Israel: Trade deficit widens to over three-year high in February
Exports maintained their robust pace of growth in February, rising a healthy 4.5% from a year earlier, according to the Central Bureau of Statistics (CBS). February’s reading was marginally above January’s revised 4.4% expansion from a year earlier (previously reported: +0.9% year-on-year). Exports totaled USD 4.8 billion, coming in above the USD 4.6 billion recorded in the same month last year. February’s improvement was underpinned by stronger exports from the manufacturing, mining and quarrying industries.
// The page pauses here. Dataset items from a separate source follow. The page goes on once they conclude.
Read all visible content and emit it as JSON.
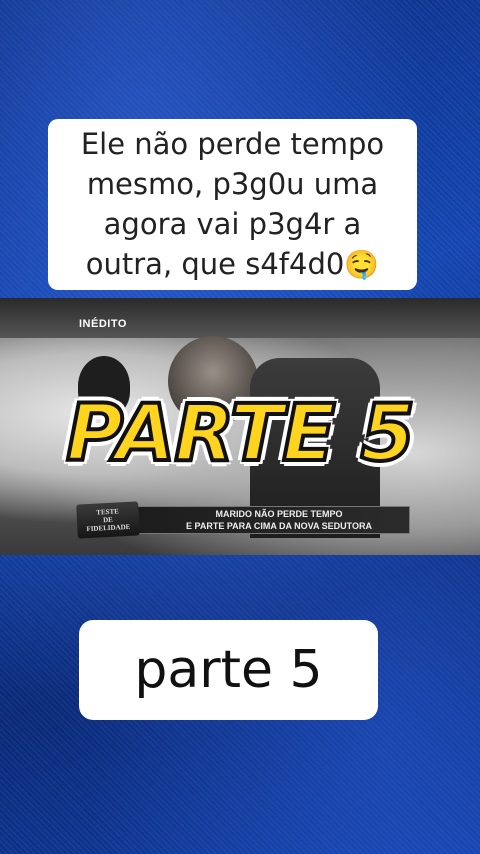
{
  "top_caption": {
    "line1": "Ele não perde tempo",
    "line2": "mesmo, p3g0u uma",
    "line3": "agora vai p3g4r a",
    "line4": "outra, que s4f4d0",
    "emoji": "🤤"
  },
  "video": {
    "badge": "INÉDITO",
    "show_logo_line1": "TESTE",
    "show_logo_line2": "DE",
    "show_logo_line3": "FIDELIDADE",
    "lower_third_line1": "MARIDO NÃO PERDE TEMPO",
    "lower_third_line2": "E PARTE PARA CIMA DA NOVA SEDUTORA"
  },
  "overlay_title": "PARTE 5",
  "bottom_caption": "parte 5",
  "colors": {
    "background_blue": "#1446b4",
    "title_yellow": "#ffd41f",
    "caption_bg": "#ffffff"
  }
}
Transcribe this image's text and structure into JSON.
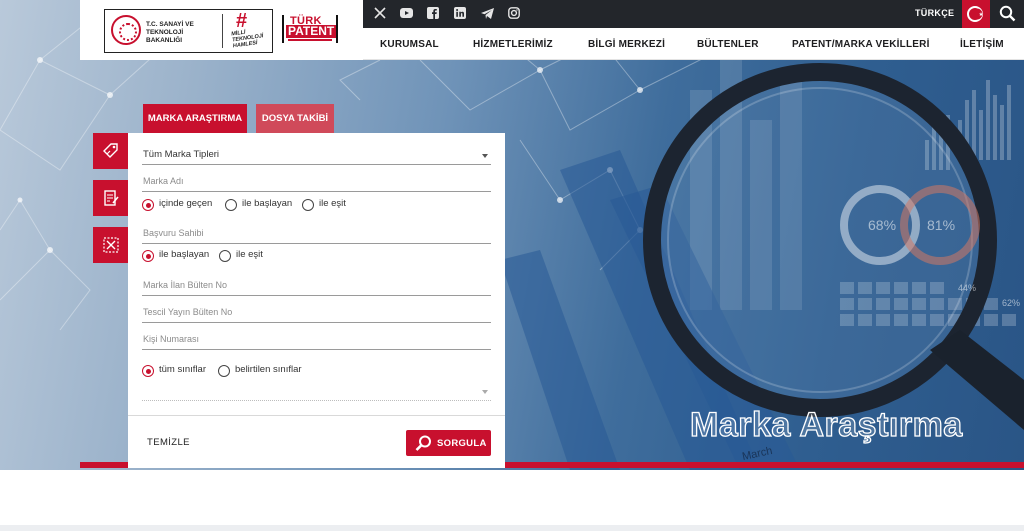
{
  "header": {
    "ministry_name": "T.C. SANAYİ VE TEKNOLOJİ BAKANLIĞI",
    "milli_teknoloji": "MİLLİ TEKNOLOJİ HAMLESİ",
    "turk_patent_line1": "TÜRK",
    "turk_patent_line2": "PATENT",
    "social_icons": [
      "x-icon",
      "youtube-icon",
      "facebook-icon",
      "linkedin-icon",
      "telegram-icon",
      "instagram-icon"
    ],
    "language": "TÜRKÇE",
    "nav": [
      "KURUMSAL",
      "HİZMETLERİMİZ",
      "BİLGİ MERKEZİ",
      "BÜLTENLER",
      "PATENT/MARKA VEKİLLERİ",
      "İLETİŞİM"
    ]
  },
  "tabs": [
    "MARKA ARAŞTIRMA",
    "DOSYA TAKİBİ"
  ],
  "form": {
    "type_select": "Tüm Marka Tipleri",
    "mark_name_placeholder": "Marka Adı",
    "name_options": [
      "içinde geçen",
      "ile başlayan",
      "ile eşit"
    ],
    "name_selected": 0,
    "applicant_placeholder": "Başvuru Sahibi",
    "applicant_options": [
      "ile başlayan",
      "ile eşit"
    ],
    "applicant_selected": 0,
    "bulletin_placeholder": "Marka İlan Bülten No",
    "registry_placeholder": "Tescil Yayın Bülten No",
    "person_placeholder": "Kişi Numarası",
    "class_options": [
      "tüm sınıflar",
      "belirtilen sınıflar"
    ],
    "class_selected": 0,
    "clear_label": "TEMİZLE",
    "query_label": "SORGULA"
  },
  "hero": {
    "title": "Marka Araştırma",
    "stats": [
      "68%",
      "81%",
      "44%",
      "62%"
    ],
    "month_label": "March"
  },
  "colors": {
    "brand_red": "#c8102e",
    "topbar": "#23262b"
  }
}
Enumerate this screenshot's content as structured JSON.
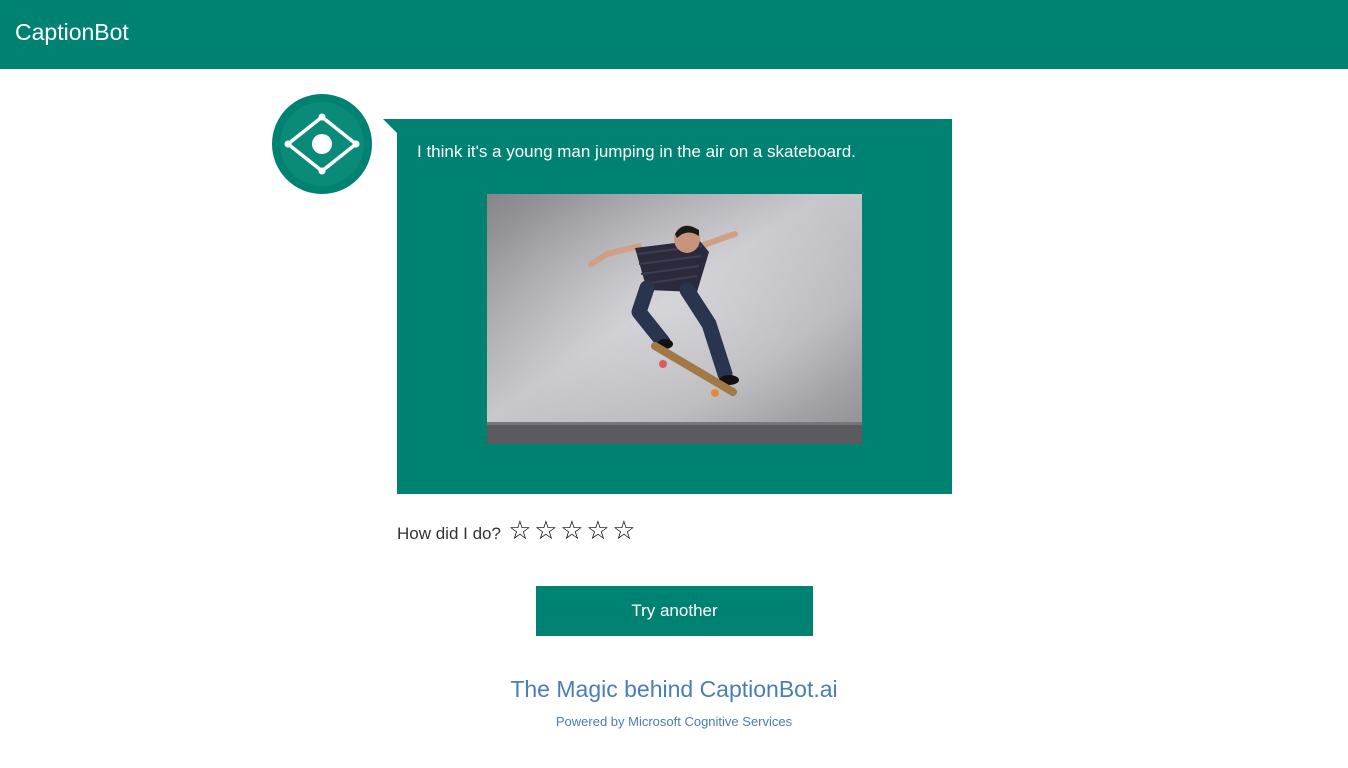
{
  "header": {
    "brand": "CaptionBot"
  },
  "result": {
    "caption": "I think it's a young man jumping in the air on a skateboard.",
    "image_alt": "young man jumping on a skateboard against a concrete wall"
  },
  "rating": {
    "prompt": "How did I do?",
    "stars": [
      "☆",
      "☆",
      "☆",
      "☆",
      "☆"
    ],
    "selected": 0,
    "max": 5
  },
  "actions": {
    "try_another_label": "Try another"
  },
  "footer": {
    "magic_link": "The Magic behind CaptionBot.ai",
    "powered_by": "Powered by Microsoft Cognitive Services"
  },
  "colors": {
    "brand": "#008272",
    "link": "#4a7eb5",
    "text": "#333333"
  },
  "icons": {
    "avatar": "eye-diamond-icon"
  }
}
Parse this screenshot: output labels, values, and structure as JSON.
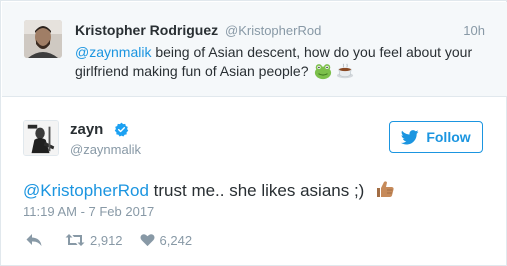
{
  "reply_tweet": {
    "author_name": "Kristopher Rodriguez",
    "author_handle": "@KristopherRod",
    "time_ago": "10h",
    "mention": "@zaynmalik",
    "text_line1": " being of Asian descent, how do you feel about your",
    "text_line2": "girlfriend making fun of Asian people?",
    "emojis": [
      "frog-face-icon",
      "hot-beverage-icon"
    ]
  },
  "main_tweet": {
    "author_name": "zayn",
    "author_handle": "@zaynmalik",
    "verified": true,
    "follow_label": "Follow",
    "mention": "@KristopherRod",
    "text": " trust me.. she likes asians ;)",
    "emoji": "thumbs-up-icon",
    "timestamp": "11:19 AM - 7 Feb 2017",
    "retweet_count": "2,912",
    "like_count": "6,242"
  },
  "colors": {
    "link": "#1b95e0",
    "meta": "#8899a6",
    "text": "#292f33",
    "reply_bg": "#f5f8fa",
    "border": "#e1e8ed"
  }
}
Moreover, trend data for December–February showed that exports from medium-high technology industries rose significantly on a year-on-year basis.
Meanwhile, imports accelerated sharply in February, climbing a hefty 33.8 from a year earlier—the fastest rise since September 2016. February’s reading came in well above January’s 15.2% increase, and reflected stronger imports of investment and consumer goods, and raw materials. Imports totaled USD 6.8 billion, considerably above the USD 5.1 billion recorded in the same month last year. Trend data for December–February also showed a spike in imports of investment goods, particularly machinery and equipment, and a more moderate increase of consumer goods on an annual basis.
All told, the trade deficit widened to USD 2.1 billion in February from USD 0.5 billion a year earlier (January: USD 1.2 billion), marking the joint-largest deficit in over three years. Additionally, the 12-month moving trade deficit widened from USD 15.6 billion in January to USD 17.1 billion in February.